Secondary Outcomes:  

  • 24 hour survival
  • Survival to Hospital Discharge
  • Discharge with favourable neurological outcome

68.7% of patients received Amiodarone
31.3% of patients receive Lidocaine


Lidocaine was no better than Amiodarone for ROSC, but showed statistically significant improvements over Amiodarone,  in survival to discharge and survival with favourable neurological outcome.

My Take on This

This was a registry study and I’m always cautious about interpreting these, as registry studies don’t always give us an accurate representation.

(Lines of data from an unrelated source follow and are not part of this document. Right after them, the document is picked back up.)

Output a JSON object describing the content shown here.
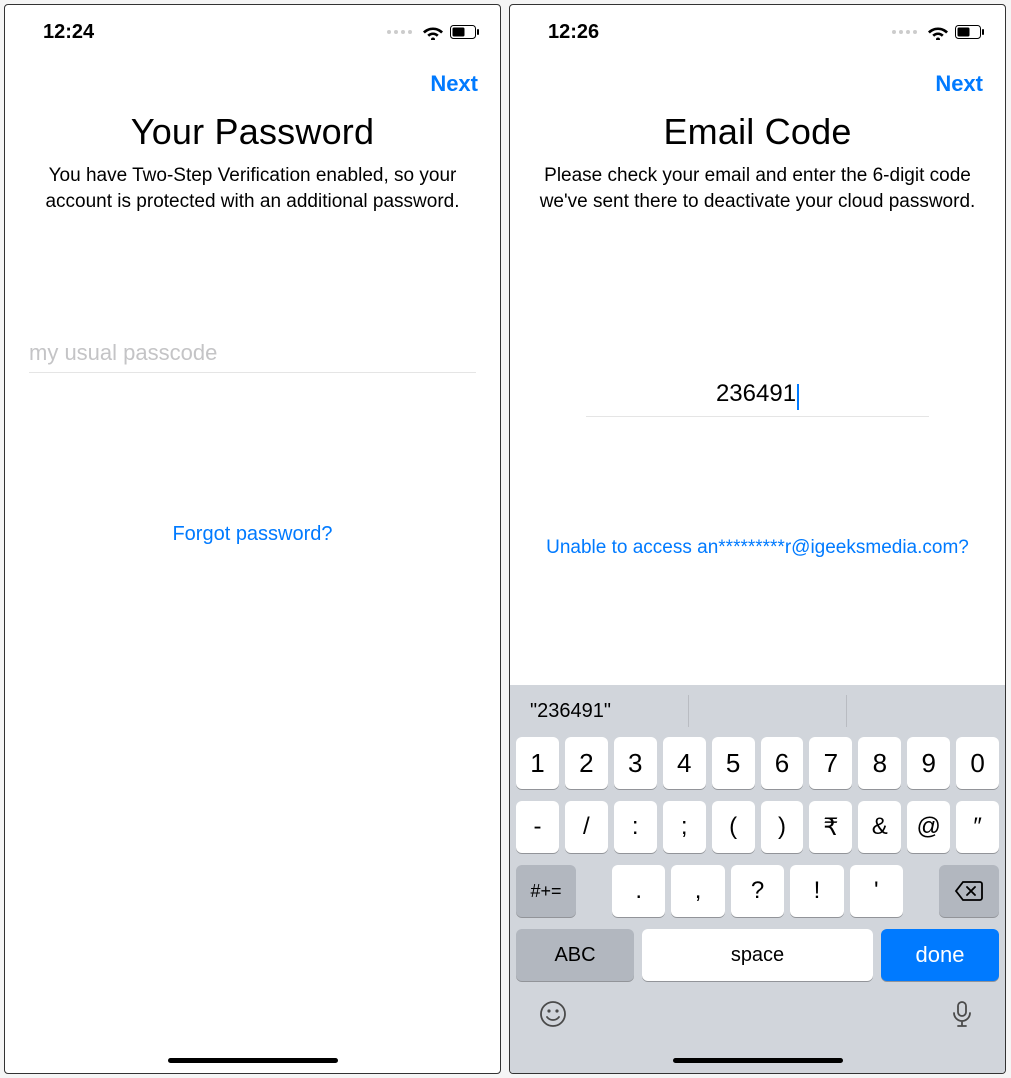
{
  "left": {
    "status": {
      "time": "12:24"
    },
    "nav": {
      "next": "Next"
    },
    "title": "Your Password",
    "subtitle": "You have Two-Step Verification enabled, so your account is protected with an additional password.",
    "password_placeholder": "my usual passcode",
    "forgot": "Forgot password?"
  },
  "right": {
    "status": {
      "time": "12:26"
    },
    "nav": {
      "next": "Next"
    },
    "title": "Email Code",
    "subtitle": "Please check your email and enter the 6-digit code we've sent there to deactivate your cloud password.",
    "code_value": "236491",
    "unable": "Unable to access an*********r@igeeksmedia.com?",
    "keyboard": {
      "suggestion": "\"236491\"",
      "row1": [
        "1",
        "2",
        "3",
        "4",
        "5",
        "6",
        "7",
        "8",
        "9",
        "0"
      ],
      "row2": [
        "-",
        "/",
        ":",
        ";",
        "(",
        ")",
        "₹",
        "&",
        "@",
        "″"
      ],
      "row3_fn": "#+=",
      "row3": [
        ".",
        ",",
        "?",
        "!",
        "'"
      ],
      "abc": "ABC",
      "space": "space",
      "done": "done"
    }
  }
}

The limitations of this study included:

  • Only hospitals participating in the registry were included.
  • Much of the data detailing length of CPR and causes of arrest were not available

Lidocaine does have some benefits over Amiodarone:

  • It is pre-loaded and ready for use
  • It does not have the haemodynamic challenges that can be associated with Amiodarone
  • There is some evidence that it is neuroprotective.

Regardless of these, my greatest concern, is that this study found a benefit of Lidocaine over Amiodarone, when other studies have not (2,3).

I’m not sure if this will change my practice. It may be more important to look at Lidocaine as being used for particular causes of VT/VT and Amiodarone for others,. ie., ischaemia versus structural causes.


  1. Wagner D et al. Comparative Effectiveness of Amiodarone and Lidocaine for the Treatment of: In-Hospital Cardiac Arrest. Chest. 2022 Nov 2;S0012-3692(22)04039-9. doi: 10.1016/j.chest.2022.10.024.Online ahead of print
  2. Ali MU, et al. Effectiveness of antiarrhythmic drugs for shockable cardiac arrest: a systematic review. Resuscitation. 2018;132:63-72.
  3. Holmberg MJ, et al. American Heart Association’s for the AHA’s Get With The Guidelines!Resuscitation Pediatric Research Task Force. Lidocaine versus amiodarone for pediatric in-hospital cardiac arrest: an observational study. Resuscitation. 2020;149:191-201.